Мне вдруг отчетливо представилось, как мы сидим и толкуем о Пизанской башне — в доме, который начал разваливаться чуть ли не на другой день после заселения, в доме, где крыша вечно течет, и фундамент проседает, и горячая вода зимой разрывает батареи, а холодная летом не поднимается выше второго этажа, и нет никакой надежды добыть ни труб, ни вентилей, ни заглушек, необходимых для ремонта...

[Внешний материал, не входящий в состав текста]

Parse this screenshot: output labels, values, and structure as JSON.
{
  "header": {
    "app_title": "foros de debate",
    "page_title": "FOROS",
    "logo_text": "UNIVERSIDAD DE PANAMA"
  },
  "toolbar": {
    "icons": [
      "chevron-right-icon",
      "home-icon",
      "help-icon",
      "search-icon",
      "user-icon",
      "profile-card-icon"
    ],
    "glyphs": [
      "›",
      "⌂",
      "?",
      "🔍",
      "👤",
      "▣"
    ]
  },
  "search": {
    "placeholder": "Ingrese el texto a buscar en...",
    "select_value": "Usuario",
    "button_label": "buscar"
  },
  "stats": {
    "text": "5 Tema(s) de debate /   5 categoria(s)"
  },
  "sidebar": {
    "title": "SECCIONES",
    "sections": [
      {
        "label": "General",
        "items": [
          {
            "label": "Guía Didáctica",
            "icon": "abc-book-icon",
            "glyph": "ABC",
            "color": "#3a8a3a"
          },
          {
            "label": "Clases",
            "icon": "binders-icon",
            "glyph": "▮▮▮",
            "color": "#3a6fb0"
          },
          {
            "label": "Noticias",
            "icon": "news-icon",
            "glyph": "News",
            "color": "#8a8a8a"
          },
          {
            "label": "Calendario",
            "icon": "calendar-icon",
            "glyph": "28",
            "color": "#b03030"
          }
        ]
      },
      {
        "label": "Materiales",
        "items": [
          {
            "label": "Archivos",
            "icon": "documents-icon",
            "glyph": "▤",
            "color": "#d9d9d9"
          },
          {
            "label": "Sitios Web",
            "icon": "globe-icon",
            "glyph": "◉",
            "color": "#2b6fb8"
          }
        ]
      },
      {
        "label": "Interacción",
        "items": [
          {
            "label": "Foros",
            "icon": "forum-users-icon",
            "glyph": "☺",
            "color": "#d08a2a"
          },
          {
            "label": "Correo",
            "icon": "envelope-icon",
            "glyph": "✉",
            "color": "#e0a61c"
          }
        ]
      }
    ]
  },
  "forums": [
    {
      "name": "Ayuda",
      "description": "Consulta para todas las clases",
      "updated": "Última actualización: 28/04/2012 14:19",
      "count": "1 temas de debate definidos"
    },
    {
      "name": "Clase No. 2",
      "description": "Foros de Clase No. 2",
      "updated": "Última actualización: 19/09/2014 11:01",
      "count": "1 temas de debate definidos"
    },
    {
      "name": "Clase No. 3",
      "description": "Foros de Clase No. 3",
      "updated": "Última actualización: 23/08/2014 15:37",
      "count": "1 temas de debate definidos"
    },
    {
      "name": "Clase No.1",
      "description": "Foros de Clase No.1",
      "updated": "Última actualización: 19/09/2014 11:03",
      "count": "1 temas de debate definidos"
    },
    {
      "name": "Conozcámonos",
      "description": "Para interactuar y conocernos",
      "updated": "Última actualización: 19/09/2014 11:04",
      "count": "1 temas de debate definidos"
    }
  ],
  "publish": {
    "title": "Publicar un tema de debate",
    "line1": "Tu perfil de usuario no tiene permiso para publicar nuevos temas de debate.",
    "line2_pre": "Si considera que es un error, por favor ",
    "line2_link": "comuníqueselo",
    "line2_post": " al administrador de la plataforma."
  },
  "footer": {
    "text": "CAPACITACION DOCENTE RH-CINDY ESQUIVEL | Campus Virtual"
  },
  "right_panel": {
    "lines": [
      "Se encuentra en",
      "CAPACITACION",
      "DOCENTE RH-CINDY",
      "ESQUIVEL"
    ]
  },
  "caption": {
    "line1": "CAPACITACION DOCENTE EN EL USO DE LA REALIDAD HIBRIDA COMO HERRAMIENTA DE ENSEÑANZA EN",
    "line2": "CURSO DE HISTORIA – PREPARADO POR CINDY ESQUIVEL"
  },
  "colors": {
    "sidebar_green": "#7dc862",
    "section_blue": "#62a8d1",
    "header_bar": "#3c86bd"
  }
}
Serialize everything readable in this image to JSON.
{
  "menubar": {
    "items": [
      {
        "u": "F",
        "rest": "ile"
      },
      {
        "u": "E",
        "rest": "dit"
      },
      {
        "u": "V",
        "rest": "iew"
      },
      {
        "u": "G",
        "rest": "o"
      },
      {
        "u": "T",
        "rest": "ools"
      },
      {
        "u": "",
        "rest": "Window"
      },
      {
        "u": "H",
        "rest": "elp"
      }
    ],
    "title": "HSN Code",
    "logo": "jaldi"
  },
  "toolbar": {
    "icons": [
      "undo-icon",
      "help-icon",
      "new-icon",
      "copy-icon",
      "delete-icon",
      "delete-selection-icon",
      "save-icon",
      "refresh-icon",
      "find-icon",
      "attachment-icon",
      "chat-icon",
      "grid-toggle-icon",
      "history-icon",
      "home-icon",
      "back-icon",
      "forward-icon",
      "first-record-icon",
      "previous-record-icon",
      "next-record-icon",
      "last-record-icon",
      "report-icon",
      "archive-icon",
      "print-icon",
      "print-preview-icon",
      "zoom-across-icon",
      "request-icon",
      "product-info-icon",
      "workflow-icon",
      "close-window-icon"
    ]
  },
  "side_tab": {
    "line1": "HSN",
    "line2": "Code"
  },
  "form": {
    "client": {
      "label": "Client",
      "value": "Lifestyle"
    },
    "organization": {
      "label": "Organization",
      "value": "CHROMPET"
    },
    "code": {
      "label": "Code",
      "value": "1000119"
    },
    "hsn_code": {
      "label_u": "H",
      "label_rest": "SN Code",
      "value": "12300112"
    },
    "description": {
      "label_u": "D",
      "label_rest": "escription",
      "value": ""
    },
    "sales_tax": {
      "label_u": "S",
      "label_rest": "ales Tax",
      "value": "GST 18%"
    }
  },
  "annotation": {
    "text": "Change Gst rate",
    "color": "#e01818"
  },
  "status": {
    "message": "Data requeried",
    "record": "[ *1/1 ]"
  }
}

— Послушайте, дорогой Александр Александрович! — сказал я в сердцах. — Пизанская башня, конечно, шедевр, но не кажется ли вам, что наш дом рухнет куда раньше! Он ведь не то что шестьсот — он и шести лет не продержится, если так пойдет и дальше!..

Но Александр Александрович не дрогнул.

— Таких домов, как наш, — сказал он сурово, — у нас в микрорайоне двадцать, а по городу — сотни, а если брать по всей стране, так тысячи и тысячи... А Пизанская башня — одна.

Что я мог на это возразить?.. К тому же и в голосе, которым он это произнес, и в буравящих меня воспаленных глазах было столько презрения...

Этот взгляд, возможно, меня доконал. Получалось, что ему, шоферюге с Бийского тракта, наверняка даже не слыхавшему ни о Брунеллески, ни о Браманте, или, скажем, о Прусте или Кандинском (там, на Бийском тракте было, по всей вероятности, не до них), — что ему Пизанская башня куда дороже и ближе, чем мне!.. Что же тогда после этого — я сам, со своей машинкой, своими рассказами, которые нет-нет да и появляются в журналах и коллективных сборниках, со своей причастностью к миру, который горделиво именуется миром искусства?..

На миг Пизанская башня возникла передо мной — стройная, легкая, как бы парящая над землей, с ярусами, вырастающими один из другого, с ажурной колоннадой над каждым, с особенной, ни с чем ни сравнимой гармонией всех пропорций, похожая на юную, грациозную, одетую в белые кружева девушку, которая вдруг споткнулась в танце — и вот-вот упадет, если кто-нибудь ее не подхватит...

5

— Какая “международная общественность”?.. — пристыжено пробормотал я.

— А вот почитайте. — Александр Александрович положил передо мной журнал, который до того, свернутый в трубку, держал в руках.